Governor Rochas Okorocha of Imo State, said governors should be concerned with delivering effective governance, which would serve as insurance to them. He said that it was the fear of life after office that pushed some people to engage in “primitive accumulation of wealth.”
Governor Adams Oshiomhole of Edo state: “Governor’s office is an office and like every other; you always know there is a time to go.”
Governors must leave office either through tribunal decisions, impeachment, end of mandates or loss of elections. The challenge is how to continue to be relevant, have a sense of self worth and be materially at ease. It is a human concern, made more acute by the way the office and its holder is manifested in the current political system. Ministers, party leaders, senior advisers, and most senior political office holders face a similar challenge.
To ensure relevance and maintain material and financial weight, many political office holders cut corners, amass wealth by hook or crook and battle acrimoniously for the next office possible.

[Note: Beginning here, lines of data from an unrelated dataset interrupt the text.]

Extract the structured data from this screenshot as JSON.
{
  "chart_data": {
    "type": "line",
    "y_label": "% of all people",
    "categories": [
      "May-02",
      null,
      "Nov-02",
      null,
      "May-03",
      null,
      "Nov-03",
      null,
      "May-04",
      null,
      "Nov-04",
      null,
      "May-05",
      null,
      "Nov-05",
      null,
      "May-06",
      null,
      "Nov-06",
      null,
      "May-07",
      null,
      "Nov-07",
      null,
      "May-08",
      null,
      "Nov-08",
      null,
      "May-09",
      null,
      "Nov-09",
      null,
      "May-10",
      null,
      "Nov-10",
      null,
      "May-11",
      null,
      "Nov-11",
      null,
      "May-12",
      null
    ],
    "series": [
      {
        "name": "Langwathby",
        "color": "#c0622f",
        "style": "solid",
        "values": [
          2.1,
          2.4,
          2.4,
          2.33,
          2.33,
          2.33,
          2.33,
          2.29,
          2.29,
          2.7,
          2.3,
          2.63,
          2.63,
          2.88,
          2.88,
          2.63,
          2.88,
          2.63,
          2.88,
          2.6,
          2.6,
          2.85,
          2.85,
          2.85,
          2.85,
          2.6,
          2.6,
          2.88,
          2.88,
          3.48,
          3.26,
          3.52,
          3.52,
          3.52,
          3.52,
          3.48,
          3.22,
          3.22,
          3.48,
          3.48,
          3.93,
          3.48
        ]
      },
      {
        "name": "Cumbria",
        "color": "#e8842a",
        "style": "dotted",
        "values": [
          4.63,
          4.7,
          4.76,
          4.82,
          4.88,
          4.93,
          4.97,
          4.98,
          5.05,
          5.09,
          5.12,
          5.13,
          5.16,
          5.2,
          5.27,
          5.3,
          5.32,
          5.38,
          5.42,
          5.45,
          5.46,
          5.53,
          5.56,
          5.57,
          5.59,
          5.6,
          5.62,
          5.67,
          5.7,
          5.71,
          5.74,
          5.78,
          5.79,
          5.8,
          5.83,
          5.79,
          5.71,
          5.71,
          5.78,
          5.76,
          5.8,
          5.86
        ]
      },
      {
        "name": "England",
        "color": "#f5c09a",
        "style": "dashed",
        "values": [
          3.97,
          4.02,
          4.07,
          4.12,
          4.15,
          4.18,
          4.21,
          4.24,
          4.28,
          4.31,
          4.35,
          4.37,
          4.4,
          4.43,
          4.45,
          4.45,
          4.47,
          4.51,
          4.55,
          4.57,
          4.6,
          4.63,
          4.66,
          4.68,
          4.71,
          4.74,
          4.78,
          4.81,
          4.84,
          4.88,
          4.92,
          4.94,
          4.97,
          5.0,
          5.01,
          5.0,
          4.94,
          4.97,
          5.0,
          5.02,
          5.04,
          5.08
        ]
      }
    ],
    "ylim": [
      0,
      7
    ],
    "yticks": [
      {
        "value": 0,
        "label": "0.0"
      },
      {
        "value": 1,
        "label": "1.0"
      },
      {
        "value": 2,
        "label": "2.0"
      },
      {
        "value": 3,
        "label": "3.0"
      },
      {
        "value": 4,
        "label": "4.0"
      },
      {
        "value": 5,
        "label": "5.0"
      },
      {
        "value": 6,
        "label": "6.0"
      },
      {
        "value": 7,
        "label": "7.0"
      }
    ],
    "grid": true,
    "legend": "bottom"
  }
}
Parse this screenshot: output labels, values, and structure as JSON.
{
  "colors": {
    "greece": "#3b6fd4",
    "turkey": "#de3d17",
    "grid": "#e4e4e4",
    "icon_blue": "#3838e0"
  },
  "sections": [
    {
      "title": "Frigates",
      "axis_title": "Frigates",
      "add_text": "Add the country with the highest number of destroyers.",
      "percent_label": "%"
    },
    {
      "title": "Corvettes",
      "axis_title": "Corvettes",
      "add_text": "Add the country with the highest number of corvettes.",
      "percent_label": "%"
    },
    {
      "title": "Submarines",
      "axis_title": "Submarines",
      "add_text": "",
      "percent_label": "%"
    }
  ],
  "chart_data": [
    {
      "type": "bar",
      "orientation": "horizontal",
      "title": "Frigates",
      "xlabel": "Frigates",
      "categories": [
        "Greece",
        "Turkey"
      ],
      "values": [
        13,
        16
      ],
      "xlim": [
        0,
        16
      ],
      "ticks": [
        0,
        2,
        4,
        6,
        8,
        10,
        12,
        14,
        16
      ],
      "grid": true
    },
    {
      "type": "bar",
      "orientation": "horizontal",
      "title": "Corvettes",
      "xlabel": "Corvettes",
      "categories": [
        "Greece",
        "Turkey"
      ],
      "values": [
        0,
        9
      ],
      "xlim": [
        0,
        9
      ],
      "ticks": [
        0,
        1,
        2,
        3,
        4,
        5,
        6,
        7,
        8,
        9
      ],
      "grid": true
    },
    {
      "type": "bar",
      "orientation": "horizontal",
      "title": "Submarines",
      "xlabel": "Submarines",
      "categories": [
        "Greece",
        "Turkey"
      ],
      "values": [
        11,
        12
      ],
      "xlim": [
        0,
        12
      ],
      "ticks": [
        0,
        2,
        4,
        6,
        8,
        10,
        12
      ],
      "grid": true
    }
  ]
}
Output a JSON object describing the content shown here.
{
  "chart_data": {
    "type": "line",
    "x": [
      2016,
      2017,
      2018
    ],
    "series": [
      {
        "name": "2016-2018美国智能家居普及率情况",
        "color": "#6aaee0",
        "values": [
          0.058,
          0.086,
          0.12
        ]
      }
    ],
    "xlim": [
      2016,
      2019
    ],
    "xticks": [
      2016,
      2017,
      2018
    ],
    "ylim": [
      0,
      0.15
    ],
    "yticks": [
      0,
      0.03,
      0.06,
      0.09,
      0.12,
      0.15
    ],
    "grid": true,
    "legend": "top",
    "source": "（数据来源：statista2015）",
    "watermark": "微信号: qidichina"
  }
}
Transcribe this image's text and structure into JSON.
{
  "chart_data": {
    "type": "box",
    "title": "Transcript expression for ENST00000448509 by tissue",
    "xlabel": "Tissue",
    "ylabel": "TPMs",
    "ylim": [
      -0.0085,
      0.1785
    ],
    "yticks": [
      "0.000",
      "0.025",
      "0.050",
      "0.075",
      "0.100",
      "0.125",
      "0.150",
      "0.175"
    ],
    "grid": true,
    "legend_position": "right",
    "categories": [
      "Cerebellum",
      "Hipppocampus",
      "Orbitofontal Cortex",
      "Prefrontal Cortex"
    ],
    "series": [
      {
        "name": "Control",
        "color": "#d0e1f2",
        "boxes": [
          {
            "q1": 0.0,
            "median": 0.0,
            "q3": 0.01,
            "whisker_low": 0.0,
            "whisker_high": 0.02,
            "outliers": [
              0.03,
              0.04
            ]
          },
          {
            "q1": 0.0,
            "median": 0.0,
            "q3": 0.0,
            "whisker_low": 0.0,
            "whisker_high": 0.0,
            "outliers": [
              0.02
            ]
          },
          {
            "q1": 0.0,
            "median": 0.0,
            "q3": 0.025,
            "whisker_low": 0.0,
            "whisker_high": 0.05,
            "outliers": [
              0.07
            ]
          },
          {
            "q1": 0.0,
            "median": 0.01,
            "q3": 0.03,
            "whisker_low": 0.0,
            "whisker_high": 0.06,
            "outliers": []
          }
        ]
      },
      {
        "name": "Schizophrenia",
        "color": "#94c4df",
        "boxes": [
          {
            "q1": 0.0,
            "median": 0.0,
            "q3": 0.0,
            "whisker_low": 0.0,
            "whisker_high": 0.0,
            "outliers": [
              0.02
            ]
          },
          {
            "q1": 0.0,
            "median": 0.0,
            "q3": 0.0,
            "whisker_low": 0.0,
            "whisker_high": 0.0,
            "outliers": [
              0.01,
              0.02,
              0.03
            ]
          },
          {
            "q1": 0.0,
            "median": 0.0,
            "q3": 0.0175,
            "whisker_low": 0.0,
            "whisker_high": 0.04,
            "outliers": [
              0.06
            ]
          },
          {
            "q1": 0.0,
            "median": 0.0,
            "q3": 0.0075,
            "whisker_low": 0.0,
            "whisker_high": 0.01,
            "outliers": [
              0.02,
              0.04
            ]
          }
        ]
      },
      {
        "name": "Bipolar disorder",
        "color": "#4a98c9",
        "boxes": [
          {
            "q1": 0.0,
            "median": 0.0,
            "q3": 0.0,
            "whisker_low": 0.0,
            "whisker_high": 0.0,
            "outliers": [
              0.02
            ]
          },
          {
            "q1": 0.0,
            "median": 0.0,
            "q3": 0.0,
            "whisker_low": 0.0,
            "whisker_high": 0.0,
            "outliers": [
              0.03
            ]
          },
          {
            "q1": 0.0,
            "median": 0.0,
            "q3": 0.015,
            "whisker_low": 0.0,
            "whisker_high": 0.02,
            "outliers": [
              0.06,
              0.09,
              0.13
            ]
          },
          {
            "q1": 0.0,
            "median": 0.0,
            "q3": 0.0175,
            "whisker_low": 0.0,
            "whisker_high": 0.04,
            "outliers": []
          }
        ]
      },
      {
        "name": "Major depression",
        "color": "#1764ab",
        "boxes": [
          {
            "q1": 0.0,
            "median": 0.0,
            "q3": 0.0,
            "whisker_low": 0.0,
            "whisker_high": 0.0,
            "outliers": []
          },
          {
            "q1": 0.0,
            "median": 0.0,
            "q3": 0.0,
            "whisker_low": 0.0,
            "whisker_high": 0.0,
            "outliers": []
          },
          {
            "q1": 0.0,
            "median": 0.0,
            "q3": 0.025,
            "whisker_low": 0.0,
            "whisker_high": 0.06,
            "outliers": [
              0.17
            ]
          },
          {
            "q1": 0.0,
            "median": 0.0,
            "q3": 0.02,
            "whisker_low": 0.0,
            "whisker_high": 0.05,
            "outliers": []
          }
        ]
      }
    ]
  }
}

Putting in place a retirement and pension scheme for governors is a good shot at lessening the acrimony, graft, corruption, looting, diversion of efforts from service to crookedness that ultimately confront governors. It is fair, deserved and proper that public officers be compensated and a pension scheme that is graduated to years of service is one important part of such remuneration.
No pension scheme allows pensioners to live the same standard of expenditure as when the workers are in full employment. Pension is not a substitute payment of salaries and allowances, but merely compensation. Especially, public service cannot be saddled with huge pension payments for numerous former office holders in an age when people live for longer years, many pensioners move into other jobs and retirement can be a transition and not an end.
Former governors and former deputies as pensioners cannot be supported to carry on with unbridled use of public monies to finance hangers-on, party hacks who live on them. Nor should former governors be supported to maintain a glamorous, exorbitant life style that the current political system orders. More than two out of three serving governors are below sixty years old. Improved life style and health today translates into longer life for this group of people. A governor who lives office after two terms can expect to live till about 80, meaning some 15 years of pensionable remuneration for governor and deputy.
A retirement and pension scheme for governors should start from the assumption of office with a structured preparation on emotional, stress, boredom management after service. Also training on physical and material well being adjustment that has to be made. It is not all about money, cars, large homes, as the NGF in Port Harcourt revealed.
It behooves on leaders to give true meaning to leadership. Leaders should not be content with making money to be shared in droplets to the poor. Leadership should seek to elevate society as a whole and reduce the dependence of most people on the few. Governors should lead an improvement of the retirement and pension scheme for all public officers and not just fix better post office life for governors and political office holders.
Bunmi Makinwa is a communication for leadership entrepreneur based in South Africa and Nigeria. He was Africa Regional Director of United Nations Population Fund (UNFPA).